The second way is planned out operations. While these are planned, everywhere Ken and I went the plan either started two days after we left or happened two weeks ago. Other times, it was happening just down the road, but getting there in time was impossible or we were limited by our requirement for internet. We could have gone places, but we would have had to stay there for a week with no access to the internet.

It’s also important to note its wintertime. It’s not “fighting season”. The fighting here greatly reduces in the winter due to the cold and the anti-Afghan fighter’s lack of determination to fight in the cold. Had 30 Days been completed in the summer months, this could have been a completely different experience.

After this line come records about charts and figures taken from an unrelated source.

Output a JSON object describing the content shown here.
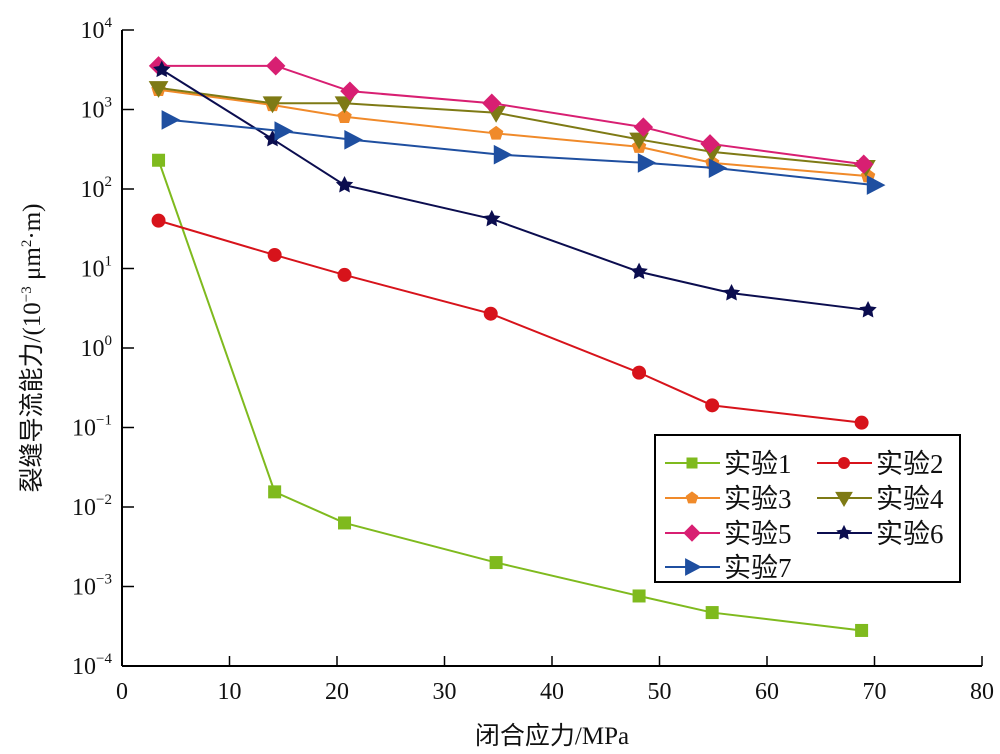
{
  "chart_data": {
    "type": "line",
    "title": "",
    "xlabel": "闭合应力/MPa",
    "ylabel": "裂缝导流能力/(10⁻³ μm²·m)",
    "ylabel_parts": {
      "prefix": "裂缝导流能力/(10",
      "exp": "−3",
      "mid": " μm",
      "exp2": "2",
      "suffix": "·m)"
    },
    "xlim": [
      0,
      80
    ],
    "ylim": [
      0.0001,
      10000
    ],
    "yscale": "log",
    "grid": false,
    "legend_position": "bottom-right",
    "x_ticks": [
      "0",
      "10",
      "20",
      "30",
      "40",
      "50",
      "60",
      "70",
      "80"
    ],
    "x_tick_values": [
      0,
      10,
      20,
      30,
      40,
      50,
      60,
      70,
      80
    ],
    "y_ticks": [
      {
        "base": "10",
        "exp": "4",
        "value": 10000
      },
      {
        "base": "10",
        "exp": "3",
        "value": 1000
      },
      {
        "base": "10",
        "exp": "2",
        "value": 100
      },
      {
        "base": "10",
        "exp": "1",
        "value": 10
      },
      {
        "base": "10",
        "exp": "0",
        "value": 1
      },
      {
        "base": "10",
        "exp": "−1",
        "value": 0.1
      },
      {
        "base": "10",
        "exp": "−2",
        "value": 0.01
      },
      {
        "base": "10",
        "exp": "−3",
        "value": 0.001
      },
      {
        "base": "10",
        "exp": "−4",
        "value": 0.0001
      }
    ],
    "series": [
      {
        "name": "实验1",
        "color": "#7fba1e",
        "marker": "square",
        "x": [
          3.4,
          14.2,
          20.7,
          34.8,
          48.1,
          54.9,
          68.8
        ],
        "y": [
          230,
          0.0155,
          0.0063,
          0.002,
          0.00076,
          0.00047,
          0.00028
        ]
      },
      {
        "name": "实验2",
        "color": "#d7131b",
        "marker": "circle",
        "x": [
          3.4,
          14.2,
          20.7,
          34.3,
          48.1,
          54.9,
          68.8
        ],
        "y": [
          40,
          14.8,
          8.3,
          2.7,
          0.49,
          0.19,
          0.115
        ]
      },
      {
        "name": "实验3",
        "color": "#f08a2a",
        "marker": "pentagon",
        "x": [
          3.4,
          14.0,
          20.7,
          34.8,
          48.1,
          54.9,
          69.4
        ],
        "y": [
          1770,
          1140,
          810,
          500,
          340,
          213,
          145
        ]
      },
      {
        "name": "实验4",
        "color": "#7e7a15",
        "marker": "triangle-down",
        "x": [
          3.4,
          14.0,
          20.7,
          34.8,
          48.1,
          54.9,
          69.2
        ],
        "y": [
          1870,
          1200,
          1200,
          910,
          420,
          293,
          190
        ]
      },
      {
        "name": "实验5",
        "color": "#d81f72",
        "marker": "diamond",
        "x": [
          3.4,
          14.3,
          21.2,
          34.4,
          48.5,
          54.7,
          69.0
        ],
        "y": [
          3540,
          3540,
          1700,
          1200,
          600,
          370,
          205
        ]
      },
      {
        "name": "实验6",
        "color": "#0b0d4f",
        "marker": "star",
        "x": [
          3.7,
          14.0,
          20.7,
          34.4,
          48.1,
          56.7,
          69.4
        ],
        "y": [
          3160,
          425,
          112,
          42,
          9.1,
          4.9,
          3.0
        ]
      },
      {
        "name": "实验7",
        "color": "#1f4fa0",
        "marker": "triangle-right",
        "x": [
          4.4,
          14.9,
          21.4,
          35.3,
          48.7,
          55.3,
          70.0
        ],
        "y": [
          740,
          535,
          416,
          270,
          213,
          183,
          112
        ]
      }
    ]
  }
}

I’m not saying Ken and I have a death wish, we don’t. What I am saying is the combat story should have been told at some point during our journey.  According to www.icasualty.org, about 74 troops have been killed since we started this project.  In my heart, I feel 30 Days hasn’t done them justice. We weren’t afforded an opportunity to tell the story of those directly in the fight or caught in bad situations.  Although Ken and I only saw one IED and it was taken care of, combat operations are conducted every day.

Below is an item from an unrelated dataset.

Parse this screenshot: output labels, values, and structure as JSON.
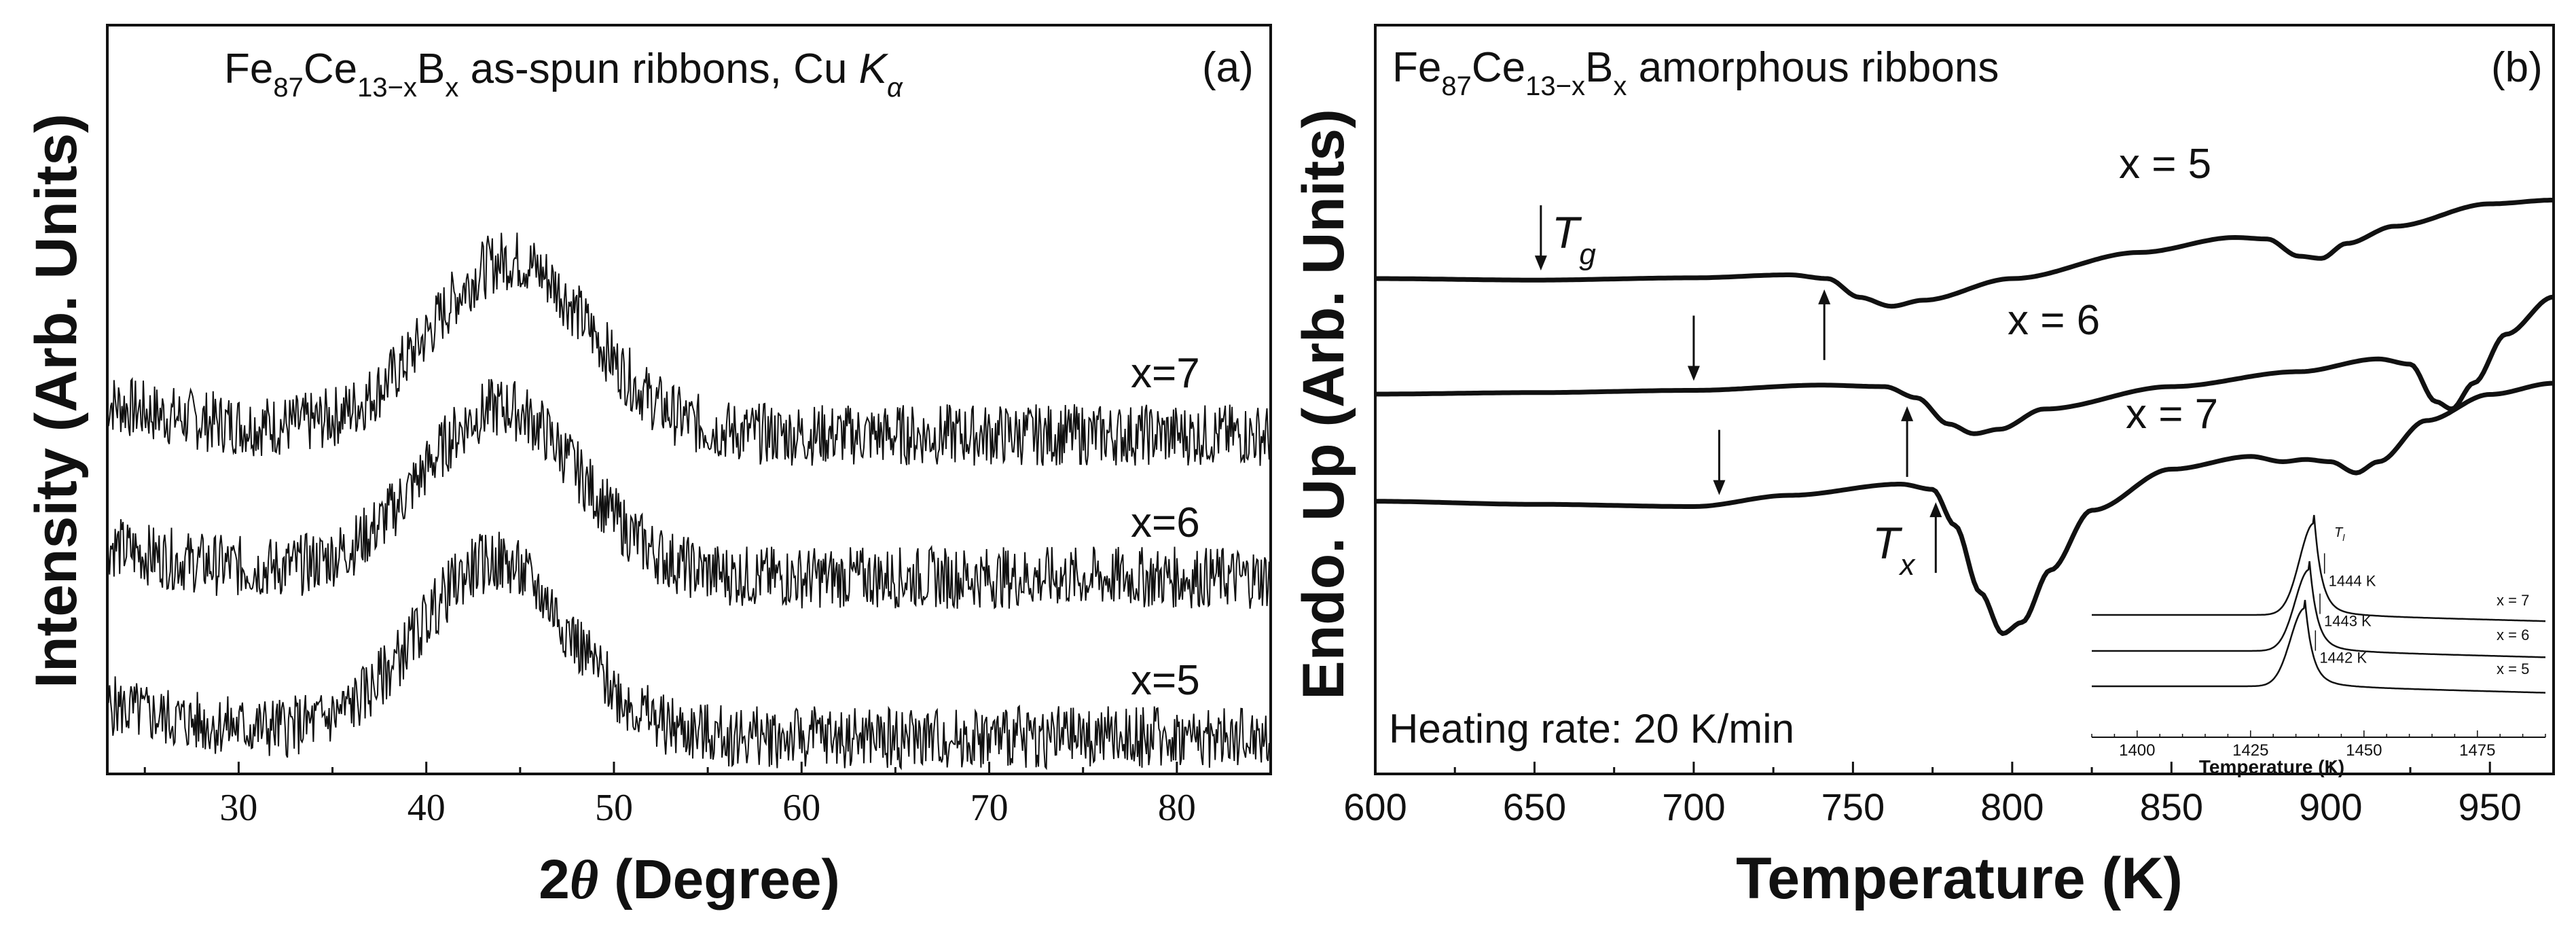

I know my family has been worried sick about me being outside of the wire for the past month. The reality is, ISAF knows where the danger lies and they will never put their troops in harm’s way for no reason. I believe, they pick and choose their battles carefully and with forethought, so the risk they place their troops in will maximize the benefit for the Afghan people. It’s great really, but it sure makes telling the story difficult.

I guess I should admit, in a way I am jealous of “big media”. They place their requests in to embed with units in the fight. They go to those units for weeks on end and when something bad happens one day they write all about it. I just feel the other 13 days spent with those soldiers is equally as important as the “action.” Perhaps these media gurus are writing about the other 13 days and their stories aren’t being published, who knows. All I know is I don’t see much of it when I’m not in Afghanistan.

Within the first month of arrival to Afghanistan, I had the opportunity to sit on the Joint Operations Center floor. I basically answered media queries and wrote press releases while looking at these massive screens that outlined the war. One screen talked about the number of IED hits and finds, a long with the number of casualties. We had computer systems with every bit of information on what was happening. For three weeks, I knew exactly everything that happened in this country within minutes. It was pretty amazing to be honest.

I knew then, a TIC, or Troops in Contact, aren’t an everyday occurrence for the average troop but they are an everyday occurrence for ISAF. This is why it’s a topic that needs to be talked about. Although Ken and I never got to relay any truly harrowing stories, they are out there and unfortunately we have to rely on big media to tell them for us.